Here is a list of ships under the control of Somali pirates:

* SOCOTRA 1: Seized on Dec. 25, 2009. The Yemeni-owned ship was captured in the Gulf of Aden after it left the port of Alshahr in Yemen. There were six Yemeni crew on board.

* AL NISR AL SAUDI: Seized on March 1, 2010. The Saudi-owned 5,136 dwt tanker was on its way from Japan to Jeddah with one Greek and 13 Sri Lankan crew members.

* UBT OCEAN: Seized on March 5, 2010. Pirates hijacked the Marshall Islands-registered tanker off Madagascar. It was carrying fuel oil from the United Arab Emirates to Tanzania and had a crew of 21. The 9,000-dwt tanker is owned by Norwegian company Brovigtank.

* SAKOBA: Seized in March 2010. The Spanish-owned fishing vessel carried 10 Kenyans, one Spaniard, one Pole, one Cape Verdean, a Namibian and two Senegalese. Andrew Mwangura of the East African Seafarers' Assistance Programme said it could be used as a "mother ship" to launch more attacks.

* FRIGIA: Seized on March 23. The 35,244-dwt ship was Maltese-flagged and was hijacked off the Indian coast with a crew of 21 -- 19 Turks and two Ukrainians.

* ICEBERG 1: Seized on March 29. Pirates boarded the roll-on roll-off vessel 10 miles outside Aden Port in the Gulf of Aden. The ship carried 24 crew.

* AL-BARARI: Seized on March 31. The small Indian trade boat was captured after it left Mogadishu port, having unloaded food and medicine there. It carried a crew of 11.

-- In late March Somali pirates captured seven other small Indian boats known as dhows, together with around 100 crew. Three were freed in early April. Maritime advocacy group Ecoterra said the pirates were holding six more cargo dhows.

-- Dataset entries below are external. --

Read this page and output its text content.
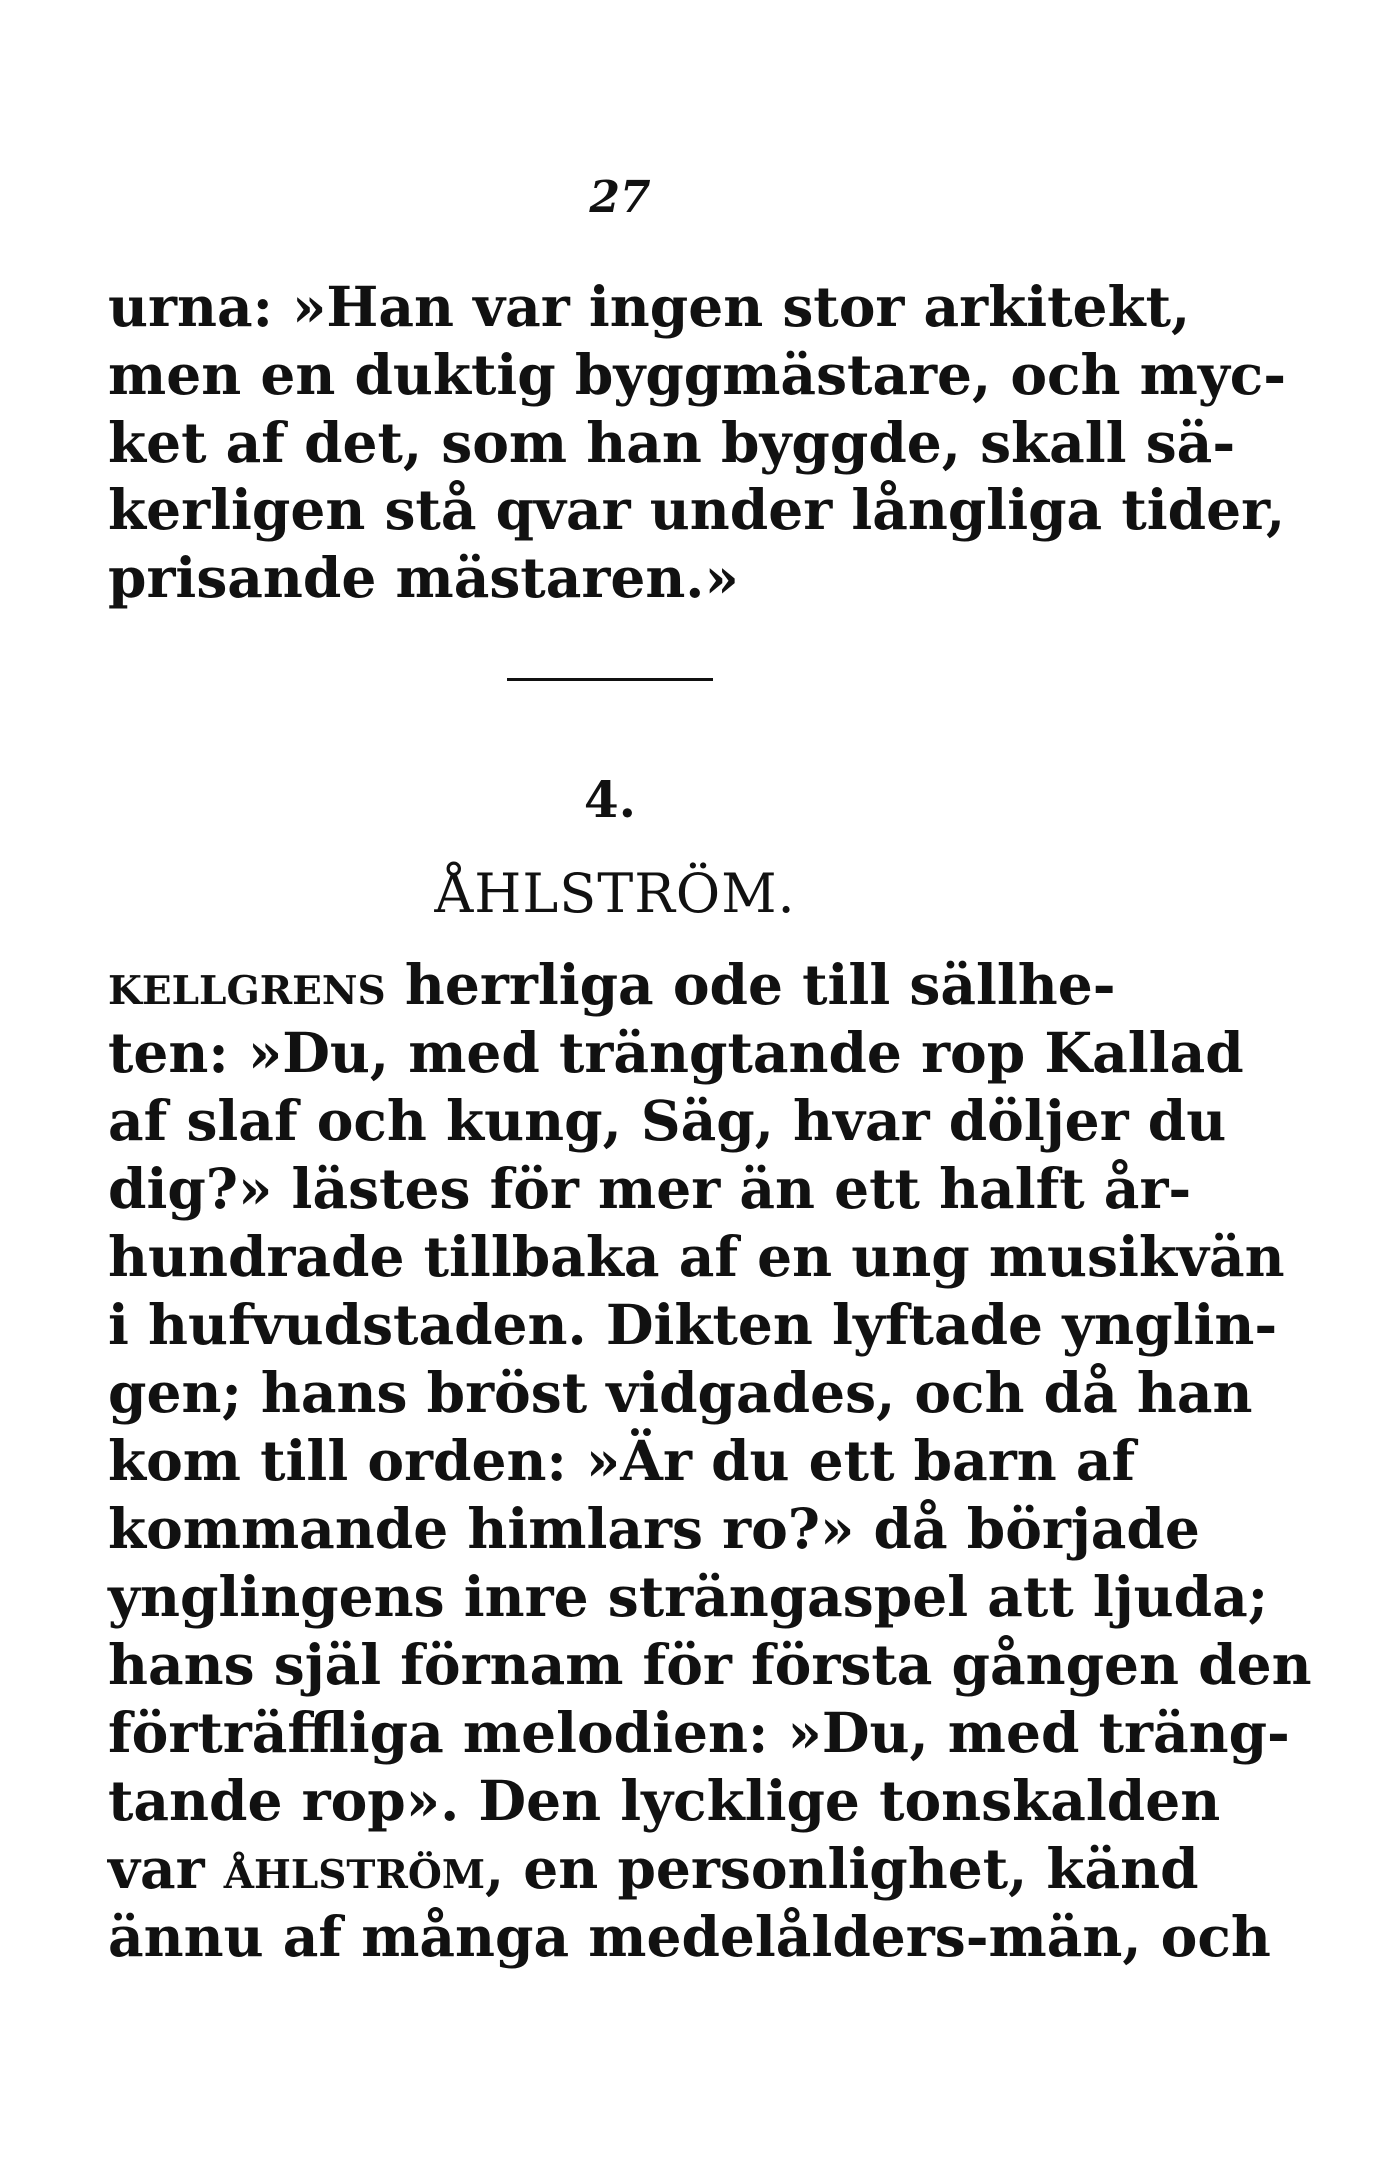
27
urna: »Han var ingen stor arkitekt,
men en duktig byggmästare, och myc-
ket af det, som han byggde, skall sä-
kerligen stå qvar under långliga tider,
prisande mästaren.»
4.
ÅHLSTRÖM.
kellgrens herrliga ode till sällhe-
ten: »Du, med trängtande rop Kallad
af slaf och kung, Säg, hvar döljer du
dig?» lästes för mer än ett halft år-
hundrade tillbaka af en ung musikvän
i hufvudstaden. Dikten lyftade ynglin-
gen; hans bröst vidgades, och då han
kom till orden: »Är du ett barn af
kommande himlars ro?» då började
ynglingens inre strängaspel att ljuda;
hans själ förnam för första gången den
förträffliga melodien: »Du, med träng-
tande rop». Den lycklige tonskalden
var åhlström, en personlighet, känd
ännu af många medelålders-män, och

* SAMHO DREAM: Seized on April 4. The 319,000 dwt Samho Dream was en route to the United States from Iraq when it was hijacked 970 miles east of the Somali coast. The Marshall Islands-registered ship is South Korean-owned, had a crew of five South Koreans and 19 Filipinos and carried 2 million barrels of crude oil. On April 21, Somali pirates threatened to blow up the supertanker unless a $20 million ransom was paid.

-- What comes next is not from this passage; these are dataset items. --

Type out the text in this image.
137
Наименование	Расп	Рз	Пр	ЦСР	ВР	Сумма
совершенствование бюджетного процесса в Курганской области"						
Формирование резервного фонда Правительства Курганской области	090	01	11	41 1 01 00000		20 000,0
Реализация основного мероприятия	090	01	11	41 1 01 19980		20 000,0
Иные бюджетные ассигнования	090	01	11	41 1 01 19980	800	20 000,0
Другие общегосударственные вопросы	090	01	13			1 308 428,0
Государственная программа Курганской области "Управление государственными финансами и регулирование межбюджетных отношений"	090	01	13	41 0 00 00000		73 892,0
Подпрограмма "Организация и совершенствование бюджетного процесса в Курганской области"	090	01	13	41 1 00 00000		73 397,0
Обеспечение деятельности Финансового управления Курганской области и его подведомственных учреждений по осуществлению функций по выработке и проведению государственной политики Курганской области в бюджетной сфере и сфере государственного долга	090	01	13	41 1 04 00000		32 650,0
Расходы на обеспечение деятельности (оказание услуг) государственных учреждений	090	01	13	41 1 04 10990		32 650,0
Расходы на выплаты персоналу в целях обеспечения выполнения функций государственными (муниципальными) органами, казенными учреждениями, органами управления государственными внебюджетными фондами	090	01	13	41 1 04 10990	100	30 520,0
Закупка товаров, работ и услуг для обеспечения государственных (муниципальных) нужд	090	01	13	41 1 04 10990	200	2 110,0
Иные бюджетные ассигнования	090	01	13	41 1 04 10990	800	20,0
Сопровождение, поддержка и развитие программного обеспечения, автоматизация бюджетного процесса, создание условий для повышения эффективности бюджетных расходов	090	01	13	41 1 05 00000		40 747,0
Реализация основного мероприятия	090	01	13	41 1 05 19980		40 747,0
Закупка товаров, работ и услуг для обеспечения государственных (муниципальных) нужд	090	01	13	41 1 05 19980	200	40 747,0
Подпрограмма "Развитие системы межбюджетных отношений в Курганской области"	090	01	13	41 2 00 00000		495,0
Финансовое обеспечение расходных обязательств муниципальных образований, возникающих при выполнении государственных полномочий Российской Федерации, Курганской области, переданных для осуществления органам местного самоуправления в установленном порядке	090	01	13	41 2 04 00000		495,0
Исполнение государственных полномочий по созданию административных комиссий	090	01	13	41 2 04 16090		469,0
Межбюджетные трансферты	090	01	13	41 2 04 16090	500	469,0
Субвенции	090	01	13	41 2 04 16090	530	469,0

* RAK AFRIKANA: Seized on April 11. The St Vincent and the Grenadines-flagged 7,561 dwt cargo ship MV Rak Afrikana was hijacked about 280 nautical miles west of the Seychelles. The ship is owned by Seychelles' Rak Afrikana Shipping Ltd.

* Three Thai fishing vessels -- PRANTALAY 11, 12 and 14 -- were hijacked on April 17-18 with a total of 77 crew.

* VOC DAISY: Seized on April 21. The Panama-flagged bulk ship with its crew of 21 Filipinos, was captured 190 miles southeast of the Omani port of Salalah. The bulk carrier was sailing from the UAE to a Suez Canal port.

* AL-DHAFIR: Seized on May 7. The Yemeni fishing boat was seized off the coast of Yemen with a crew of seven fisherman.

* MARIDA MARGUERITE: Seized on May 8. The chemical tanker en route from Kandla in Gujarat to Antwerp in Belgium was hijacked some 150 miles south of Salalah off the Gulf of Aden with crew aboard of 22 -- 19 Indians, two Bangladeshis and one Ukrainian.

* PANEGA: Seized on May 11. The ship, with 15 crew and a deadweight of 5,848 tonnes, was seized about 100 miles east of the Yemeni port of Aden.

* ELENI P: Seized on May 12. The Liberia-flagged and Greek-owned ship, carrying iron and sailing from Ukraine to China via Singapore was seized in the Gulf of Aden. Of the 24 people on board, two were Greeks and the rest Filipinos, the company said.


-- Pirate attacks around the world fell by 34 percent in the first quarter of 2010 from a year ago due to the continued presence of foreign navies in the Gulf of Aden.

-- The London-headquartered International Maritime Bureau says its piracy reporting centre in Kuala Lumpur logged a total of 67 incidents from January to March 2010. There were 102 incidents in the first three months of 2009.

-- Nearly 20,000 ships pass through the Gulf of Aden each year, heading to and from the Suez Canal.